Compiling path evaluation...
Perhaps using jnp.int32 to create a ShapeDtypeStruct is simply wrong here, but this is not obvious to me at least an error/warning would be warranted, I suppose. Since scalars are zero-dimensional arrays in JAX, the ShapeDtypeStructs you get with different dtypes for the shape argument are slightly different:
shape_int32 = jax.ShapeDtypeStruct(shape=(jnp.int32(2),), dtype=jnp.float32)
# shape_int32.shape = (Array(2, dtype=int32),)
# shape_int32.shape[0] = 2
# type(shape_int32[0]) = <class 'jaxlib._jax.ArrayImpl'>
shape_int = jax.ShapeDtypeStruct(shape=(2,), dtype=jnp.float32)
# shape_int.shape = (2,)
# shape_int.shape[0] = 2
# type(shape_int.shape[0])= <class 'int'>
The issue can be easily avoided by just using int instead of jnp.int32, but I am very curious why this would make such a difference.
I tested the MWE both in JAX versions 0.7.0 and 0.6.2 with identical results.
When I'm running your MWE I get the following error, coming from JAX:
ValueError: static arguments should be comparable using __eq__.The following error was raised when
comparing two objects of types <class 'tuple'> and <class 'tuple'>. The error was:
ValueError: Exception raised while checking equality of metadata fields of pytree.

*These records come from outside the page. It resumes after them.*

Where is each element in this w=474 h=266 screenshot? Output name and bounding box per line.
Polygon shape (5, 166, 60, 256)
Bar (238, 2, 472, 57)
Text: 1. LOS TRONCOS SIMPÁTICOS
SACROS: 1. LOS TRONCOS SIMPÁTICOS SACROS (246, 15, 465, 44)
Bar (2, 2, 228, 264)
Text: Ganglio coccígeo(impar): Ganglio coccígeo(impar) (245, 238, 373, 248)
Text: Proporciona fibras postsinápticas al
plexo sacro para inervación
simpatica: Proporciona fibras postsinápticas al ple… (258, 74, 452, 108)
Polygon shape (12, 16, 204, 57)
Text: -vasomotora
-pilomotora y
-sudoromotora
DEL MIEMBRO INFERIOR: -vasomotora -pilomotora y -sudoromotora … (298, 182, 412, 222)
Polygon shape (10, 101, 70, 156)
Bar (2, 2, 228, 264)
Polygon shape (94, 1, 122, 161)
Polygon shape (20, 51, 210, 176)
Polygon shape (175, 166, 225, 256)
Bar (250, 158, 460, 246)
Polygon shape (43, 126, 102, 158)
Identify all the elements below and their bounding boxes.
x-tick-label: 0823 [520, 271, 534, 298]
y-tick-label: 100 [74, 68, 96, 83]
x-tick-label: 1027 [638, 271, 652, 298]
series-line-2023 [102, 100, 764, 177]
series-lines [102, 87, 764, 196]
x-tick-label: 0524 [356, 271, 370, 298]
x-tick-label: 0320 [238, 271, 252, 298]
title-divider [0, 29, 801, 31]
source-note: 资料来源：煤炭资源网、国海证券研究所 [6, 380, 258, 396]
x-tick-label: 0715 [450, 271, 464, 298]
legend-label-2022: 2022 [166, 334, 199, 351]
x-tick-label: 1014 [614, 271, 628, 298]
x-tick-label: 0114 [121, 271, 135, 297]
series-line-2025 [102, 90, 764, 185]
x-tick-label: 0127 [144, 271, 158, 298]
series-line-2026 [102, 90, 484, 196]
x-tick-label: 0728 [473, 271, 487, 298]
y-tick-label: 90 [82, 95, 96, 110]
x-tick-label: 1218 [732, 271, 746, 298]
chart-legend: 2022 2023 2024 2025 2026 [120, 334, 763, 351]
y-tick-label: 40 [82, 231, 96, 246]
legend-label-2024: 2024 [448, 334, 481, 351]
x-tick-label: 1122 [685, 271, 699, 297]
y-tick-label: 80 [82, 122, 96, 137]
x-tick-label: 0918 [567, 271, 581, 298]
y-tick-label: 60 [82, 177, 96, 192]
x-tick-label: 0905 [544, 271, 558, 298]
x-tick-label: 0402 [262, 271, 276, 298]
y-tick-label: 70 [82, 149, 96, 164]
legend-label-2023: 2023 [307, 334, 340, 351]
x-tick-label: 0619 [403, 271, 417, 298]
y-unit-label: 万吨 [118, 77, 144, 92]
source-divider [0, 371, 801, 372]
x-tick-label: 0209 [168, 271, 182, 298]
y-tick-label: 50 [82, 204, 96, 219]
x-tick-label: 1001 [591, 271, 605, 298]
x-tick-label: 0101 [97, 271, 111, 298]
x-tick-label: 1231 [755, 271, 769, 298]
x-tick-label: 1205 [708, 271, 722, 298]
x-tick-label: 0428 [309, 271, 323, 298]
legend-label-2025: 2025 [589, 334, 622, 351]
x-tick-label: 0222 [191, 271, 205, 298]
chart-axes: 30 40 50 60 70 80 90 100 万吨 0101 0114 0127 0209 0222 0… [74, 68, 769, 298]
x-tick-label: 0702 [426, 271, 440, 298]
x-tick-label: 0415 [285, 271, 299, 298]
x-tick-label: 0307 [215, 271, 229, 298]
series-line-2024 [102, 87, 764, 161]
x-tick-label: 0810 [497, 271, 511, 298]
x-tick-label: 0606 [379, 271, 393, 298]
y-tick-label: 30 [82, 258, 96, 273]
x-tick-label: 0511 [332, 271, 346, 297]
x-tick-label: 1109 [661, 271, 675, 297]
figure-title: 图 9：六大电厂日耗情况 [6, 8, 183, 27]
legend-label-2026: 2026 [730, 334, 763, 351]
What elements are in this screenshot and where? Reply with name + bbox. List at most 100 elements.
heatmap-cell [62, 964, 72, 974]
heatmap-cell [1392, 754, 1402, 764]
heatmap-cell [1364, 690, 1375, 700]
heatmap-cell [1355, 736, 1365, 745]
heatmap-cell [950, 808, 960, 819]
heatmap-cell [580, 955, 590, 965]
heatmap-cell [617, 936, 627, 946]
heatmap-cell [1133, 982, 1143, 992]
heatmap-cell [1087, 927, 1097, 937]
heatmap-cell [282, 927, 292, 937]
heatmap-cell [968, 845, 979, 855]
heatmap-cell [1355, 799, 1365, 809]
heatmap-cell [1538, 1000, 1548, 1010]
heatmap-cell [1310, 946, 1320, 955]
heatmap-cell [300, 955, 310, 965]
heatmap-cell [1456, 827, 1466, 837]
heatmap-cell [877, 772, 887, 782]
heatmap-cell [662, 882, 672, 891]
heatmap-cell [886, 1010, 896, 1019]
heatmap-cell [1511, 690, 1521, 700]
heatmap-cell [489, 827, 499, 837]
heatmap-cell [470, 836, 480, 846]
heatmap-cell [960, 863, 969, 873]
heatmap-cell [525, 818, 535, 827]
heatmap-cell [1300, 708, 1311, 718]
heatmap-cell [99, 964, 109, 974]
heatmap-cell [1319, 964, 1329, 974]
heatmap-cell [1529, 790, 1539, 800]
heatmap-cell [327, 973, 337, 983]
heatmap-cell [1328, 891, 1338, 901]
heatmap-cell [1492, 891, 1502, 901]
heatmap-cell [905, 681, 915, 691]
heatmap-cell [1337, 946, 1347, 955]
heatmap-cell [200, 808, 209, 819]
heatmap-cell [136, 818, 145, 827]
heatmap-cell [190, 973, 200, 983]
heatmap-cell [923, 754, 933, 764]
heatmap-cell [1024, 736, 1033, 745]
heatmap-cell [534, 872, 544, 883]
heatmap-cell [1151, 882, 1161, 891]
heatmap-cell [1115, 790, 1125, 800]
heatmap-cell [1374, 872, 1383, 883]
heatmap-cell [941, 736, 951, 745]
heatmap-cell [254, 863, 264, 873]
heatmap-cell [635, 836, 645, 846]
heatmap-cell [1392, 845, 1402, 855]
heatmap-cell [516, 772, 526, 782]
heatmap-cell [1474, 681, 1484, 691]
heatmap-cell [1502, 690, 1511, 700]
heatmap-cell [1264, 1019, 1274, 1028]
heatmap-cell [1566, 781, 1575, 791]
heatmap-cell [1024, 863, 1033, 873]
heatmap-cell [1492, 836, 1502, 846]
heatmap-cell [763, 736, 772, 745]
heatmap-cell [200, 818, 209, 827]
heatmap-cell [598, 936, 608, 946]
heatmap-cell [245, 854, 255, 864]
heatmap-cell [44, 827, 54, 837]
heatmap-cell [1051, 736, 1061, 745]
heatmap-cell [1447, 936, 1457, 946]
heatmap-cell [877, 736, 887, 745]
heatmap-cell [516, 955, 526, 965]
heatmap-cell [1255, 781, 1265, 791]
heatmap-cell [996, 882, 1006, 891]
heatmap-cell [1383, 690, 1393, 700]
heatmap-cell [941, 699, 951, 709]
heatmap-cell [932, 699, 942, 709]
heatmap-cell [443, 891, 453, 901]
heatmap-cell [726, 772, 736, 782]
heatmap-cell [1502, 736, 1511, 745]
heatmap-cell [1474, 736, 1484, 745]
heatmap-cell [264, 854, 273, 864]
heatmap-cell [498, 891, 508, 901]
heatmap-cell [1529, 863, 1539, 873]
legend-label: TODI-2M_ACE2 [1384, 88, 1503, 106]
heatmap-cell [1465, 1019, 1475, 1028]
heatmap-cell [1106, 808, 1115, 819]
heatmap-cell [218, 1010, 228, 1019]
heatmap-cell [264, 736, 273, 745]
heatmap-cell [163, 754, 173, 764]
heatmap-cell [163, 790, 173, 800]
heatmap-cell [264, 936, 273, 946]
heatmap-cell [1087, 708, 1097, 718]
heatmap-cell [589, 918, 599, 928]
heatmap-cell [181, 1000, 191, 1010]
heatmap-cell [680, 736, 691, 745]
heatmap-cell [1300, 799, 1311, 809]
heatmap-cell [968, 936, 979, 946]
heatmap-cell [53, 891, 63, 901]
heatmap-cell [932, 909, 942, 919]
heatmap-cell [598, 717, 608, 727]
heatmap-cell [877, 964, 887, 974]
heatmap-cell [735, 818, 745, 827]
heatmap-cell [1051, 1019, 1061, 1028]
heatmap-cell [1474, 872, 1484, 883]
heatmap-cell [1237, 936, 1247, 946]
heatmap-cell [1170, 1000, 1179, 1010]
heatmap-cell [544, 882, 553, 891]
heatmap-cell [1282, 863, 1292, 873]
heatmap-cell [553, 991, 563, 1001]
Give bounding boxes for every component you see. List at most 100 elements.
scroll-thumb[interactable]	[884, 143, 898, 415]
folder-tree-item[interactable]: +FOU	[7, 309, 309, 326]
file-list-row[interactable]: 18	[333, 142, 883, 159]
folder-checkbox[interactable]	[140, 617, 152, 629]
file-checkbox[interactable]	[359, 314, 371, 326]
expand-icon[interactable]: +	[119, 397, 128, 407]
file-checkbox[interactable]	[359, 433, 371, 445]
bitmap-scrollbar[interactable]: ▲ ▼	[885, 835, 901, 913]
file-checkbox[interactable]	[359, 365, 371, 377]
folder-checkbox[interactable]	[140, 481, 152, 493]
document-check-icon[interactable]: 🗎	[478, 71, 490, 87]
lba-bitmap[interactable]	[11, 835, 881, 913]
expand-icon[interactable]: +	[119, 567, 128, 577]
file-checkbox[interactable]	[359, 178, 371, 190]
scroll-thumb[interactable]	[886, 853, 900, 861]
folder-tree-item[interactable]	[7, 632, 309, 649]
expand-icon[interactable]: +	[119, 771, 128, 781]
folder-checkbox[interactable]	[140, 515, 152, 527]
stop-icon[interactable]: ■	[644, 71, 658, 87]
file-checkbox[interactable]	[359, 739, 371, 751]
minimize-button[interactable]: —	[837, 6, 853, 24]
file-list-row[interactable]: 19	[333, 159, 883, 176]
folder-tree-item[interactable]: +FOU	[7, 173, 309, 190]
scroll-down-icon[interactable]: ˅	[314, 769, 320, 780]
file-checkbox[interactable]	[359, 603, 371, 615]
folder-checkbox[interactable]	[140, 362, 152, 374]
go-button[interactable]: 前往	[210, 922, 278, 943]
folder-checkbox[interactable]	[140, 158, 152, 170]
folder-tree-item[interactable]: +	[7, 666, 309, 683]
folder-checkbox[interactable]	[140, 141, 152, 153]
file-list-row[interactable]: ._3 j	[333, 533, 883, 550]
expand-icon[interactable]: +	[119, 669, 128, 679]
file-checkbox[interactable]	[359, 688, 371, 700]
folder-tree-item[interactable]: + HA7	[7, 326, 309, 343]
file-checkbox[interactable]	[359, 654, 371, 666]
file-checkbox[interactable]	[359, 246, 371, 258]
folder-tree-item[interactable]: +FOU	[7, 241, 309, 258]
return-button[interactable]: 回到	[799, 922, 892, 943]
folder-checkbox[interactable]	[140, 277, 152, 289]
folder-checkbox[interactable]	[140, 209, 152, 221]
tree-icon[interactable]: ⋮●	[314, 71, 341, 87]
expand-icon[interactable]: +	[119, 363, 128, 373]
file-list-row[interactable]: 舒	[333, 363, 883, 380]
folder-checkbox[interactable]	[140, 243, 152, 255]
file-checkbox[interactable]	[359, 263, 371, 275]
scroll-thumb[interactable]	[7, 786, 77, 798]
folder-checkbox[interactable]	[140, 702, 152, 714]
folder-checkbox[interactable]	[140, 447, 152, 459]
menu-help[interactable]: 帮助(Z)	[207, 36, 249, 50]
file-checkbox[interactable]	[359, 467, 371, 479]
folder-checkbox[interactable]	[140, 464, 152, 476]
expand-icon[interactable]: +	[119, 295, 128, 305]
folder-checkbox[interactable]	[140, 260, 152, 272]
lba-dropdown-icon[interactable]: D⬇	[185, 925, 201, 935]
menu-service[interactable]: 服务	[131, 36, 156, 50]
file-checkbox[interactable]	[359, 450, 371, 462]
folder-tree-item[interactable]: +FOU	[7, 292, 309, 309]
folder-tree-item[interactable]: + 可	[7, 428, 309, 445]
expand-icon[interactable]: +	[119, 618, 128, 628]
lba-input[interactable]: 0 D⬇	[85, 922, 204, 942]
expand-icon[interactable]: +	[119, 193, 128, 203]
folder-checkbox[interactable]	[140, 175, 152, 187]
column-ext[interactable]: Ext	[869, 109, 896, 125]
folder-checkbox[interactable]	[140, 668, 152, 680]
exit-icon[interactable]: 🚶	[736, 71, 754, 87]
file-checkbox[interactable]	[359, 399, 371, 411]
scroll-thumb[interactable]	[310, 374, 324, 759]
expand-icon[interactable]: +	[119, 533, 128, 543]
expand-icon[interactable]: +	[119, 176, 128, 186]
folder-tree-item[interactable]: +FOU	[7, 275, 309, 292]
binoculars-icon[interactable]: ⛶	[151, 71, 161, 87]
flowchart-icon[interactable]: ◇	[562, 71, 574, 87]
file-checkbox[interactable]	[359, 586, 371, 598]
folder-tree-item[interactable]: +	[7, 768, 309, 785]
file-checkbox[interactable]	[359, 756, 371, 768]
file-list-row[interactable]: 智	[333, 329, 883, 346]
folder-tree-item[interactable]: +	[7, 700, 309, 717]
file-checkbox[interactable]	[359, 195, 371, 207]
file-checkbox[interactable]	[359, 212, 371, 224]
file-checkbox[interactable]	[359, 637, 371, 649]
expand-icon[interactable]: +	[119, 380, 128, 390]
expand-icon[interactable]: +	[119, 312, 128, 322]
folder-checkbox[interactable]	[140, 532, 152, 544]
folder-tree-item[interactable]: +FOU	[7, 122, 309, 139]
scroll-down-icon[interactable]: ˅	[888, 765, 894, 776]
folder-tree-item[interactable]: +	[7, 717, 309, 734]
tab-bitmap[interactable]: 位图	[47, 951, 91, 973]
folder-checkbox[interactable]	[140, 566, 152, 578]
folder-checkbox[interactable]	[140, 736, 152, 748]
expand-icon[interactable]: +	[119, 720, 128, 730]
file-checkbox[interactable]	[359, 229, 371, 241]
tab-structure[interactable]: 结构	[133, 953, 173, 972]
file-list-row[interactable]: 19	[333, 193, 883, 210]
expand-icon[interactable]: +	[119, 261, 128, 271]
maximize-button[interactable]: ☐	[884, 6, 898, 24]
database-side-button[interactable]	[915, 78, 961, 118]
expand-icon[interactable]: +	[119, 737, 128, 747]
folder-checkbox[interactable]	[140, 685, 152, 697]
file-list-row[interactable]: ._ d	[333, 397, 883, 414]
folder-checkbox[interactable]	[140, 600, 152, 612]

Make sure that metadata
fields are hashable and have simple equality semantics. (Note: arrays cannot be passed as metadata fields!)
So I think this comes down to using an array instead of an int here.
FWIW I'm using:
jax: 0.8.0
jaxlib: 0.8.0
numpy: 2.3.4
python: 3.13.3 (main, Apr 8 2025, 13:54:08) [Clang 16.0.0 (clang-1600.0.26.6)]
device info: cpu-1, 1 local devices"
process_count: 1
platform: uname_result(system='Darwin', node=REDACTED, release='24.5.0', version='Darwin Kernel Version 24.5.0: Tue Apr 22 19:54:26 PDT 2025; root:xnu-11417.121.6~2/RELEASE_ARM64_T8112', machine='arm64')
It does seem to be fixed by not used the jnp array in shape structure, but with a fresh colab notebook pip installed with diffrax (with jax 0.7.2) it does just hang, so upgrading JAX at least makes the hang into a clear error
import diffrax as dfx
import jax
from jax import numpy as jnp
import equinox as eqx
from jax import random as jr
def main():
def generate_path(shape):
shape_dtype = jax.ShapeDtypeStruct(
shape=shape,
dtype=jnp.float32,
)
#@jax.jit
@eqx.filter_jit
def eval_path(path, t0, t1):
print("Compiling path evaluation...")
return path.evaluate(t0=t0, t1=t1)
path = dfx.VirtualBrownianTree(
t0=0,
t1=1,
tol=1e-2,
shape=shape_dtype,
key=jr.PRNGKey(0),
levy_area=dfx.SpaceTimeLevyArea,
)
print(path)
path = eval_path(path, 0.0, 1.0)
print("Path evaluated successfully.", path)
return path
_ = jax.block_until_ready(generate_path(shape=(jnp.int32(2),))) # Works fine
_ = jax.block_until_ready(generate_path(shape=(jnp.int32(2),))) # Hangs indefinitely
if __name__ == "__main__":
main()
Thanks for looking into this and good to know that this produces an error in Jax 0.8.0. Out of curiosity, do you have any idea how this could cause a hang in older Jax versions?
Out of curiosity, do you have any idea how this could cause a hang in older Jax versions?
I would also like to know this, no idea.
How weird!
One could potentially use py-spy to attach to the process and observe the stack trace of the stuck program.